Pleasure is the absence of pain?

Originally Posted by Akri
You cannot care about something that you are emotionally detached from. Caring is an emotion directed toward something, and to be emotionally detached from that thing you can't have any emotions toward it. So you cannot care about the things which you are emotionally detached from.
I want to emphasize this point. I once thought as you do, Philosofer123. It is a VERY serious error--a potentially deadly one, and I mean that quite literally. Emotions and emotional attachment are CRITICAL to life. Human life requires action, and actions require choices. Studies of dissociative disorder clearly show that emotions are vital to making choices, and my own experiences bear this out. When I could shut emotions down entirely, I couldn't decide on anything. I was very obedient, but not very involved. A person without emotions (or is "emotionally detached" or whatever euphamism for this state that you wish to use)--speaking from personal experience--is essentially a robot made of meat. They suck at being a human, because they've abandoned one of the things that makes us human; they suck at being a robot because meat is fragile.

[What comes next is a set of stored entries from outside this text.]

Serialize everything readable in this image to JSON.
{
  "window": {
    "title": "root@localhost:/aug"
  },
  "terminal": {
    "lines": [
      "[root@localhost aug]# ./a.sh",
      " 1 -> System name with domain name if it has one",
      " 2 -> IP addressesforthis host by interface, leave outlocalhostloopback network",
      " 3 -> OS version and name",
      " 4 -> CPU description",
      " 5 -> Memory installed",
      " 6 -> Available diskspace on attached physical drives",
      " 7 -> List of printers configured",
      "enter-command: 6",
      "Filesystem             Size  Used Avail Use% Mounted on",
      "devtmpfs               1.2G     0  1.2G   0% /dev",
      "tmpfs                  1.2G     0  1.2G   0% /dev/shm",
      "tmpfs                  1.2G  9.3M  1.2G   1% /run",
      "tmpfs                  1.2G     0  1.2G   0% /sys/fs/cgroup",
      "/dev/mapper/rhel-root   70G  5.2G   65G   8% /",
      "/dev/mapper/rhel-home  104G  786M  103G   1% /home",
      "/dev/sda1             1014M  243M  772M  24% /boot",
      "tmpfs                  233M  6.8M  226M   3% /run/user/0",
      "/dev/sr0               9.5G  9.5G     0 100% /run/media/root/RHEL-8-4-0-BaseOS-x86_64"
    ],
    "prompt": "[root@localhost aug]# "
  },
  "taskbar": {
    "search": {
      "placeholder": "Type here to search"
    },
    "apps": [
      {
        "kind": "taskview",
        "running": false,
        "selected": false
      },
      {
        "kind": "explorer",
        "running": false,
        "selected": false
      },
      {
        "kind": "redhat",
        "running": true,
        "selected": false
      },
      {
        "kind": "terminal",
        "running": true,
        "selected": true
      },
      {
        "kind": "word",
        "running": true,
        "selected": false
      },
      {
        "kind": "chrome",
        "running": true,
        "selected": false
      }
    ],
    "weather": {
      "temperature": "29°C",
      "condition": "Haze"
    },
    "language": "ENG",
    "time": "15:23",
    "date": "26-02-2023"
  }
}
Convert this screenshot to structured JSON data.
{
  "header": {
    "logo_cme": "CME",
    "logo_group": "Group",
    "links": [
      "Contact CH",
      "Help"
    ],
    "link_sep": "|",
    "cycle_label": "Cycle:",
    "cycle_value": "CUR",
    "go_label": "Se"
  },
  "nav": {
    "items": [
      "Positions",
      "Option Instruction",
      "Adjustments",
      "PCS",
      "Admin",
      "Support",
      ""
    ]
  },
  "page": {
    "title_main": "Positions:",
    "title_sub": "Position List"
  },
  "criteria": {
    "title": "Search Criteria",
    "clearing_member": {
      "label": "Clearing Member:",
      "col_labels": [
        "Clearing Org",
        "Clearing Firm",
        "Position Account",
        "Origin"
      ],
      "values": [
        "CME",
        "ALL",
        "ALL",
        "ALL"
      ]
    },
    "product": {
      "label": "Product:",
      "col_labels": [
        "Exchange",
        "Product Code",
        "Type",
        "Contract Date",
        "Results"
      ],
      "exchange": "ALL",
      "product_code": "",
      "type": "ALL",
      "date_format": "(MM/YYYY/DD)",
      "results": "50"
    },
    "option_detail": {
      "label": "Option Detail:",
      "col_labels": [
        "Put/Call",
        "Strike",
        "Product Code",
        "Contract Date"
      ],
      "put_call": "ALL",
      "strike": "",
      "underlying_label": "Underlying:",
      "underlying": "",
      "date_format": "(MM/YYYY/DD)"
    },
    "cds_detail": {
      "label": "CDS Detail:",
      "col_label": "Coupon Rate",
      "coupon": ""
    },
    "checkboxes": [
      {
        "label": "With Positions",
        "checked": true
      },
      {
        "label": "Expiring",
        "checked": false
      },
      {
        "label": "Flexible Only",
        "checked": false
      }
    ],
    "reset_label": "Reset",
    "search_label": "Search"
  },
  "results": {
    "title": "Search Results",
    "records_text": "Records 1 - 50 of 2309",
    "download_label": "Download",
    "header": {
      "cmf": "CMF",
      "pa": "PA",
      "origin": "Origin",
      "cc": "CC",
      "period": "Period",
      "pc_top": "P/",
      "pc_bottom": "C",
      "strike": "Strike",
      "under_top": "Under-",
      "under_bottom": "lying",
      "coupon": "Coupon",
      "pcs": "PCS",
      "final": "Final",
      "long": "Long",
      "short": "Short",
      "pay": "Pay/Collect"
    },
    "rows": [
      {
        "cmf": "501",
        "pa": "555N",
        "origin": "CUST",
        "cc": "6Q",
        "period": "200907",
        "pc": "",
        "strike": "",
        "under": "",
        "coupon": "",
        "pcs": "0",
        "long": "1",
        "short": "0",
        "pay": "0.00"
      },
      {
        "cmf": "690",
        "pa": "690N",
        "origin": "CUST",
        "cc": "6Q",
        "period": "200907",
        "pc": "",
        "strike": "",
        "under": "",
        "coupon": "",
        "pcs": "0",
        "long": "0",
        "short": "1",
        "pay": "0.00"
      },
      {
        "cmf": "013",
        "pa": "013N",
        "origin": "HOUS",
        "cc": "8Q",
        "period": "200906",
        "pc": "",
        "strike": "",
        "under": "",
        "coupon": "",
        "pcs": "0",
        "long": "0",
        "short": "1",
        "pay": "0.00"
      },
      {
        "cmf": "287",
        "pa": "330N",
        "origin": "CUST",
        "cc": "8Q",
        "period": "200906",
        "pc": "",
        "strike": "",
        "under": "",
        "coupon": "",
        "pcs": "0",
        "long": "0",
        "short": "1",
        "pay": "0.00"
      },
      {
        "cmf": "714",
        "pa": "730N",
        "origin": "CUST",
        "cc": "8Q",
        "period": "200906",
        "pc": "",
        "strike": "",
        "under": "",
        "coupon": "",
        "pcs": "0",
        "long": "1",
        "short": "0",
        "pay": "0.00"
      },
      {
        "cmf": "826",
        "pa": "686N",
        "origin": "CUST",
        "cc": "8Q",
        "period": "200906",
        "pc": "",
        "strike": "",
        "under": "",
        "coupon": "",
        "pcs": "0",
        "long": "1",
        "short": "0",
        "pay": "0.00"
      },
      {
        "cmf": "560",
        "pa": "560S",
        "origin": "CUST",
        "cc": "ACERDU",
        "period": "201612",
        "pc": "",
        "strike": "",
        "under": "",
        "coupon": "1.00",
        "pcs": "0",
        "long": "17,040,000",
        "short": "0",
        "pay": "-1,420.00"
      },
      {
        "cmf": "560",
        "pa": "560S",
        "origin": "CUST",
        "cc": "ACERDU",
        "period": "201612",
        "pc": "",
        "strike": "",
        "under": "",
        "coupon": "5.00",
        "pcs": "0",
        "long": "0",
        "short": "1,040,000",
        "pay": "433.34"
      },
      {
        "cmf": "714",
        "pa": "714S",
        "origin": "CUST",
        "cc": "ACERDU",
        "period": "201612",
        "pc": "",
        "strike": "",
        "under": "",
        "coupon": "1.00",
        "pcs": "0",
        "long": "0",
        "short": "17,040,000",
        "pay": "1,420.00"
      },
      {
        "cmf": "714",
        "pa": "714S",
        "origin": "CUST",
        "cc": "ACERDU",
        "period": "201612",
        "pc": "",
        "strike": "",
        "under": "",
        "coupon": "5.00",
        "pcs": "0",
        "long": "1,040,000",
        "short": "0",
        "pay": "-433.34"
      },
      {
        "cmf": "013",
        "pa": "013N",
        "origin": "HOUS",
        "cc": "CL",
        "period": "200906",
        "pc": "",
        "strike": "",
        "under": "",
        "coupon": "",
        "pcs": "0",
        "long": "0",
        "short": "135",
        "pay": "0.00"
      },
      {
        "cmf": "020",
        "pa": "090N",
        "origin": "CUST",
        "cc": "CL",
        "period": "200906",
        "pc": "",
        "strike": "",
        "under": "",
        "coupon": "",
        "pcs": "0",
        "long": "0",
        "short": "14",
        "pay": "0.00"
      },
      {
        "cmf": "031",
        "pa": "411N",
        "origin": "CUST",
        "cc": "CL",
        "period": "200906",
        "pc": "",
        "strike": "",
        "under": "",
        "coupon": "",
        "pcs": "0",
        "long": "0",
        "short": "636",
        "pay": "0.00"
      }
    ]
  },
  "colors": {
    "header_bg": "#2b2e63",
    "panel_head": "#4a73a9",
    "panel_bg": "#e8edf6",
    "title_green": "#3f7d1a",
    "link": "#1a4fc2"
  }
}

It seems to me that your entire philosophy is nothing more than a defense mechanism against what you consider negative emotions. The fact that you equate pleasure with the absence of pain is a very good indication of that. The thing is, such a view is false. Pleasure is every bit as real as pain, and every bit as rational (which is to say, some is, some isn't). The trick isn't to cut yourself off from them, or to dissociate yourself from emotions--the trick is to figure out why you experience negative emotions and to fix those problems, while at the same time seeking out positive ones. And no, I don't expect you to believe me, not in one conversation. It took me a decade to work through that error. I'm giving you my answer; unfortunately, you have to work out the details yourself I've found.

Originally Posted by JoeBentley
As to the broader question of the OP if you are assigning a "philosophy" to your life you are almost certainly making it more complicated then it needs to be.
The fact that someone can make such a statement on an ostensibly educational forum and expect to be taken seriously is quite a damning commentary on Western civilization. What you're saying is that we shouldn't engage in introspection, that we shouldn't try to figure out why we do what we do and what to do moving forward. The whole of our culture is built on people who quite emphatically disagree with you.